International oil companies (IOCs) are primed for a V-shaped recovery in free cash flow and may generate record figures this year if oil prices average $55 a barrel.
That’s according to analysis from global natural resources consultancy Wood Mackenzie, which highlighted that, at the time of the publication of its report, spot Brent oil prices stood at $67 per barrel.
“Savage cost cuts imposed last year as the global economy contracted in the face of the Covid-19 pandemic saw average IOC corporate cash flow breakevens reduced from $54 per barrel pre-crisis to $38 per barrel,” Tom Ellacott, Wood Mackenzie’s senior vice president of corporate analysis, said in a company statement.

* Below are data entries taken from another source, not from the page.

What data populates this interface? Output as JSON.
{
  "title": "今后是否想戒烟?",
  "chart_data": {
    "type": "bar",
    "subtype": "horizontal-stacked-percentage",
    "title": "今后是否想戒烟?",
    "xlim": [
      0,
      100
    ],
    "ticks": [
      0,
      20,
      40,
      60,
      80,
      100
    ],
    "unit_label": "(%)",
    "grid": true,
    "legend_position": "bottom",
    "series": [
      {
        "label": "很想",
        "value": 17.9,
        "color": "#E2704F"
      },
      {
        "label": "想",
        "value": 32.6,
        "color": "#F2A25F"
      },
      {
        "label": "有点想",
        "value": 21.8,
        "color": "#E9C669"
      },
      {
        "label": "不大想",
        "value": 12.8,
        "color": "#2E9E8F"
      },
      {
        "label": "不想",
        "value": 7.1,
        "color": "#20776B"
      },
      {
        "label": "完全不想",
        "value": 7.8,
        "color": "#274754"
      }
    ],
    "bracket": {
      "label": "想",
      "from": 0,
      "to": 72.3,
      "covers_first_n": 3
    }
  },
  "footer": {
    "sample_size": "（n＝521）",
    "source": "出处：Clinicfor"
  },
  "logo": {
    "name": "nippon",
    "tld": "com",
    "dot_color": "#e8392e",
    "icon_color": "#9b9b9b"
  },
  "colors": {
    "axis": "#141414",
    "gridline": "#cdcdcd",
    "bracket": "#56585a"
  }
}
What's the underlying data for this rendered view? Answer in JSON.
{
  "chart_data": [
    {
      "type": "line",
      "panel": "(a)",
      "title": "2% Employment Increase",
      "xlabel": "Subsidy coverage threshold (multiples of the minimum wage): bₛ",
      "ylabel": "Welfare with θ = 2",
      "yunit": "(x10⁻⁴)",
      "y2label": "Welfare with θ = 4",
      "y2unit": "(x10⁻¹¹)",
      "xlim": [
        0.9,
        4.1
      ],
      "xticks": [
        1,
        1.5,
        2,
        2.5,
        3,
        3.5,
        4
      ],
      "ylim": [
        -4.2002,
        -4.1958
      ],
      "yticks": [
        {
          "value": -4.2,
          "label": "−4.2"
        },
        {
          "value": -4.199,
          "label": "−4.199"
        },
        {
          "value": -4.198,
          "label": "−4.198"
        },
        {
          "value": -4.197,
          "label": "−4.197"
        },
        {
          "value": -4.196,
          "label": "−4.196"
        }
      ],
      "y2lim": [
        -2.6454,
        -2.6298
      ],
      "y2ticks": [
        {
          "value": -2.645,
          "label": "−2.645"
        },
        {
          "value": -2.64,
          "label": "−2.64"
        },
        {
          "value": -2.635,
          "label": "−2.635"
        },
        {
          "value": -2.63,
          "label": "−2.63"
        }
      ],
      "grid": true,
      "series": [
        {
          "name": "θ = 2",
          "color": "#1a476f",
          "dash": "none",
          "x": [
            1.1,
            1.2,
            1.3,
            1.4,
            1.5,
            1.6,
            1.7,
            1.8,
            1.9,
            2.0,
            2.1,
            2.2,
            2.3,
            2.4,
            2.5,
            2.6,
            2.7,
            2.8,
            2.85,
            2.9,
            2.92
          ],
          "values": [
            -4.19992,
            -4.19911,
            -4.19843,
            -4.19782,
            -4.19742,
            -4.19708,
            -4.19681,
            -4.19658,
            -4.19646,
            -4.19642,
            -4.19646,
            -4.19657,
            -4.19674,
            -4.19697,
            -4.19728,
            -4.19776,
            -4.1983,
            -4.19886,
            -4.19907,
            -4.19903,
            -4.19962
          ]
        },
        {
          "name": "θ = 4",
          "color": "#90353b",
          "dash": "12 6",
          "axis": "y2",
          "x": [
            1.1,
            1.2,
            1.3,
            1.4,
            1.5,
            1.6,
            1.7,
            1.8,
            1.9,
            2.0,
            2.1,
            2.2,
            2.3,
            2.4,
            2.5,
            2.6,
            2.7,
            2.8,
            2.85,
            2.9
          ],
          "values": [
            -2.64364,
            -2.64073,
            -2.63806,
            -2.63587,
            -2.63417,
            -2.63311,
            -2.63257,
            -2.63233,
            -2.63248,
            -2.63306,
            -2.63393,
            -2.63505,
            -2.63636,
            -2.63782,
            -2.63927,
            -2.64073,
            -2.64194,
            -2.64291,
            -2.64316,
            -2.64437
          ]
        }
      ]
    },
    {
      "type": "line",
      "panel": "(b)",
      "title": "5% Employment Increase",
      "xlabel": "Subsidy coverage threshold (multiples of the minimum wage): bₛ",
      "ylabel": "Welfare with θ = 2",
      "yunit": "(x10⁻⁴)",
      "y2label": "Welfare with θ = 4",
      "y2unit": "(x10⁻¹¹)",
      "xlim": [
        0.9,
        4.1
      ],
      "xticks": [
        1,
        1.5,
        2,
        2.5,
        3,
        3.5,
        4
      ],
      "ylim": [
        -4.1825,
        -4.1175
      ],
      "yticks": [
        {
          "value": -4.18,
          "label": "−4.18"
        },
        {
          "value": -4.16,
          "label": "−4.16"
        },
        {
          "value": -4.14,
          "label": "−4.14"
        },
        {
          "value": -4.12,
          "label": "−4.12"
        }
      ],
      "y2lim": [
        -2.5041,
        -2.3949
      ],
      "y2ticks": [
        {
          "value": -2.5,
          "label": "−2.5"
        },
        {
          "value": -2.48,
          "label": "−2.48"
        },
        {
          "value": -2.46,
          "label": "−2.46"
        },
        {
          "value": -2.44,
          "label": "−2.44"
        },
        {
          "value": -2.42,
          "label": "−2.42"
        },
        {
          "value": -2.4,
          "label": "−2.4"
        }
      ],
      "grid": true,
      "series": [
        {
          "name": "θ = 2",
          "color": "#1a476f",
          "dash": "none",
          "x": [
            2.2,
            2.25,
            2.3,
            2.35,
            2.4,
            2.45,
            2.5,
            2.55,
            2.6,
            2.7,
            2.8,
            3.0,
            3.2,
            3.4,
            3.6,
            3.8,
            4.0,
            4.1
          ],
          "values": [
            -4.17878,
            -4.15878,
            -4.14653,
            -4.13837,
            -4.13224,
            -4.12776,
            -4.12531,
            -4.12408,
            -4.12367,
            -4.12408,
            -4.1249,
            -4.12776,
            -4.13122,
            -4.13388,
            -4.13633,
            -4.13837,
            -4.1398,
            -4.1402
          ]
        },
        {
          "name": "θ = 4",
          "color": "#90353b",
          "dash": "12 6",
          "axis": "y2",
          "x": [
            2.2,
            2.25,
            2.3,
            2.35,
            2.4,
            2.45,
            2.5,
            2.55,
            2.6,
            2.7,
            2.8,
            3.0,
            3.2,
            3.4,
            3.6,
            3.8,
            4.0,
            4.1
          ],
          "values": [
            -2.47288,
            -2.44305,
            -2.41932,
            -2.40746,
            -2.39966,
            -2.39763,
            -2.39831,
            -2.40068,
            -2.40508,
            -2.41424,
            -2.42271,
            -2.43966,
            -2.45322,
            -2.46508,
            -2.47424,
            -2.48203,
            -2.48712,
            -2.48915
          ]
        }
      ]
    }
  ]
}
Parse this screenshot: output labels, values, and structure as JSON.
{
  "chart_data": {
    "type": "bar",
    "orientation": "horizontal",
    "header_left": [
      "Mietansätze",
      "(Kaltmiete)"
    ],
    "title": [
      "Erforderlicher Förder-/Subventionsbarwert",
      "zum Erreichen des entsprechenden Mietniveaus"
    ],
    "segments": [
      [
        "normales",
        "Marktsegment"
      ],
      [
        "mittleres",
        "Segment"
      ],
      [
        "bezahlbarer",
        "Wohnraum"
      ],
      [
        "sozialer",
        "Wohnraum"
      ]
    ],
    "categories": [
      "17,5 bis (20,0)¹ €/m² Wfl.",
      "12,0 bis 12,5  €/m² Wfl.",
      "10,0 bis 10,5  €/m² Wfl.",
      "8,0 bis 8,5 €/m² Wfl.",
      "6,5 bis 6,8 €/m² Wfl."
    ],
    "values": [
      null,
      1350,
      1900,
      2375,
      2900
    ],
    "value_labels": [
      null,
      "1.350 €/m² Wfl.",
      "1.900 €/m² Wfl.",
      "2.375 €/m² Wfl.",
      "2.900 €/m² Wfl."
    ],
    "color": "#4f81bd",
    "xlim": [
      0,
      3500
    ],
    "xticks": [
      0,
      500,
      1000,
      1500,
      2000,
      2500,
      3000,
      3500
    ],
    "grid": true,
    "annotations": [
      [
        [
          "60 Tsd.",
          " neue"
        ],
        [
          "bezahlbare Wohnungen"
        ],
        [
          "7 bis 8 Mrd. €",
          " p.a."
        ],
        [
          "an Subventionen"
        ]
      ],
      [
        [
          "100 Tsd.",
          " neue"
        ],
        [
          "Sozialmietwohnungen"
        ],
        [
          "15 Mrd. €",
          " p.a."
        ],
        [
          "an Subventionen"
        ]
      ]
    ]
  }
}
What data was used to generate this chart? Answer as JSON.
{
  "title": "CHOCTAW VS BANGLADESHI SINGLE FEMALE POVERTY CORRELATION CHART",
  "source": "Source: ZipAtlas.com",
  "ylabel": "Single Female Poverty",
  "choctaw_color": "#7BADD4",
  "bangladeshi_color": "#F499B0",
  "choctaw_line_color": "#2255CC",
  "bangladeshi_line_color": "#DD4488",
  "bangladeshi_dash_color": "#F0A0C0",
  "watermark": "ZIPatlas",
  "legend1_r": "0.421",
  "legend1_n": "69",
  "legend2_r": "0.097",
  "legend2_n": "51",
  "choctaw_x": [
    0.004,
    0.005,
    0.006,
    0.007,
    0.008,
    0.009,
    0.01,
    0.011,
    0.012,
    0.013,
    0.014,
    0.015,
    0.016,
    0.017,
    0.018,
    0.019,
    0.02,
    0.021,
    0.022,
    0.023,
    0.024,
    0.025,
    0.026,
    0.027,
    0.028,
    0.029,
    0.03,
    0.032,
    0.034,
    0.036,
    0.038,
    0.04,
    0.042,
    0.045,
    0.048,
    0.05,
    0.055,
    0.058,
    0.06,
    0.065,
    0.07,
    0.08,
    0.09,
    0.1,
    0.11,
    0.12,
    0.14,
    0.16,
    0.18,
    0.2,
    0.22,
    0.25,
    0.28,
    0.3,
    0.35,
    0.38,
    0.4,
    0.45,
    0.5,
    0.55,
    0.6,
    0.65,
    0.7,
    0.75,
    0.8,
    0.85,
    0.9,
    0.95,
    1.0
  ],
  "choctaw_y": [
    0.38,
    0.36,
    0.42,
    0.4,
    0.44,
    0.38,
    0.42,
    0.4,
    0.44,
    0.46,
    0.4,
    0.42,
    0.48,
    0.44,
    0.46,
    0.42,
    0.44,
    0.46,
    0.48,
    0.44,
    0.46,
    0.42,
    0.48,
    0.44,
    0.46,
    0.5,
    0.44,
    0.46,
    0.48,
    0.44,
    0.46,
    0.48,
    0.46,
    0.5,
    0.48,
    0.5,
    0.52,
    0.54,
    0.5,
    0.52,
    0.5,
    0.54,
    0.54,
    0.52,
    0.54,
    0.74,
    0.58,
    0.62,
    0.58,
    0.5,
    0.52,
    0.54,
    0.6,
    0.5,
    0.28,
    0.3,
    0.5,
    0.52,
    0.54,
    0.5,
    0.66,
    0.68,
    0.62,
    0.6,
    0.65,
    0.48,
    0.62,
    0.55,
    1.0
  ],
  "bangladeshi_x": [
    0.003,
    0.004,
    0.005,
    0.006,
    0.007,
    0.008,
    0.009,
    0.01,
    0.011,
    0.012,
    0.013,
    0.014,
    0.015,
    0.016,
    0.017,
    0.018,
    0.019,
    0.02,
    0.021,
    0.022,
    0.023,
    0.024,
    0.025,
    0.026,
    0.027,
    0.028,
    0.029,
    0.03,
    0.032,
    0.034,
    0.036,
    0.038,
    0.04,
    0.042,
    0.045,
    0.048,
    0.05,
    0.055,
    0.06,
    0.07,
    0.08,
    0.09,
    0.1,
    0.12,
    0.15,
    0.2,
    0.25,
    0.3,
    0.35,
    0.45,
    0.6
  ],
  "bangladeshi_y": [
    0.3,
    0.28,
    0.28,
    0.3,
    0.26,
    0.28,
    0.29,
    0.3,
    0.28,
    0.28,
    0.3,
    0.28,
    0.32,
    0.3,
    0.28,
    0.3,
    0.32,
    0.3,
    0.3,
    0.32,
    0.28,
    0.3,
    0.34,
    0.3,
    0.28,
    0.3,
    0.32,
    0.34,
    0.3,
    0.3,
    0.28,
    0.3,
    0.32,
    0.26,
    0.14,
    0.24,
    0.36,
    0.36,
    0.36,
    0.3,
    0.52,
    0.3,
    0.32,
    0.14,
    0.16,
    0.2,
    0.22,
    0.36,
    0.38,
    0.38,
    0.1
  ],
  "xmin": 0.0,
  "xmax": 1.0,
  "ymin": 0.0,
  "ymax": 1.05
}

“The record annual losses being announced in the Q4 earnings season serve as a stark reminder that 2020 was one of the toughest years in the industry’s history. But IOCs emerged from the crisis far more resilient to lower prices. The scale of their financial reset has primed the sector for a V-shaped recovery in free cash flow,” Ellacott added.
“At an average price of $55 per barrel, our $140 billion estimate of 2021 free cash flow before shareholder distributions exceeds any previous year since 2006. Free cash flow generation would be double the previous peak if prices jumped to $70 per barrel,” Ellacott continued.
The Wood Mackenzie representative noted, however, that capital allocation priorities will be very different to any previous “up-cycle”.
“We expect companies to continue to plan for the worst, prioritising net debt reduction in redeploying surplus cash flow … Some players will also look to speed up debt reduction by selling non-core assets,” Ellacott said.
“The sector is in ultra-capital-disciplined mode to win over investors … We think the industry will stick to its tight management of investment for some time,” he added.
In the analysis, Ellacott also stated that IOCs must continue repositioning their portfolios for the energy transition.
“Both M&A and organic-led growth in renewables will be on the strategic agenda but disciplined screening criteria will have to apply to new energy investment too if oil and gas companies are to profitably diversify their product mix into low-carbon energy,” Ellacott said.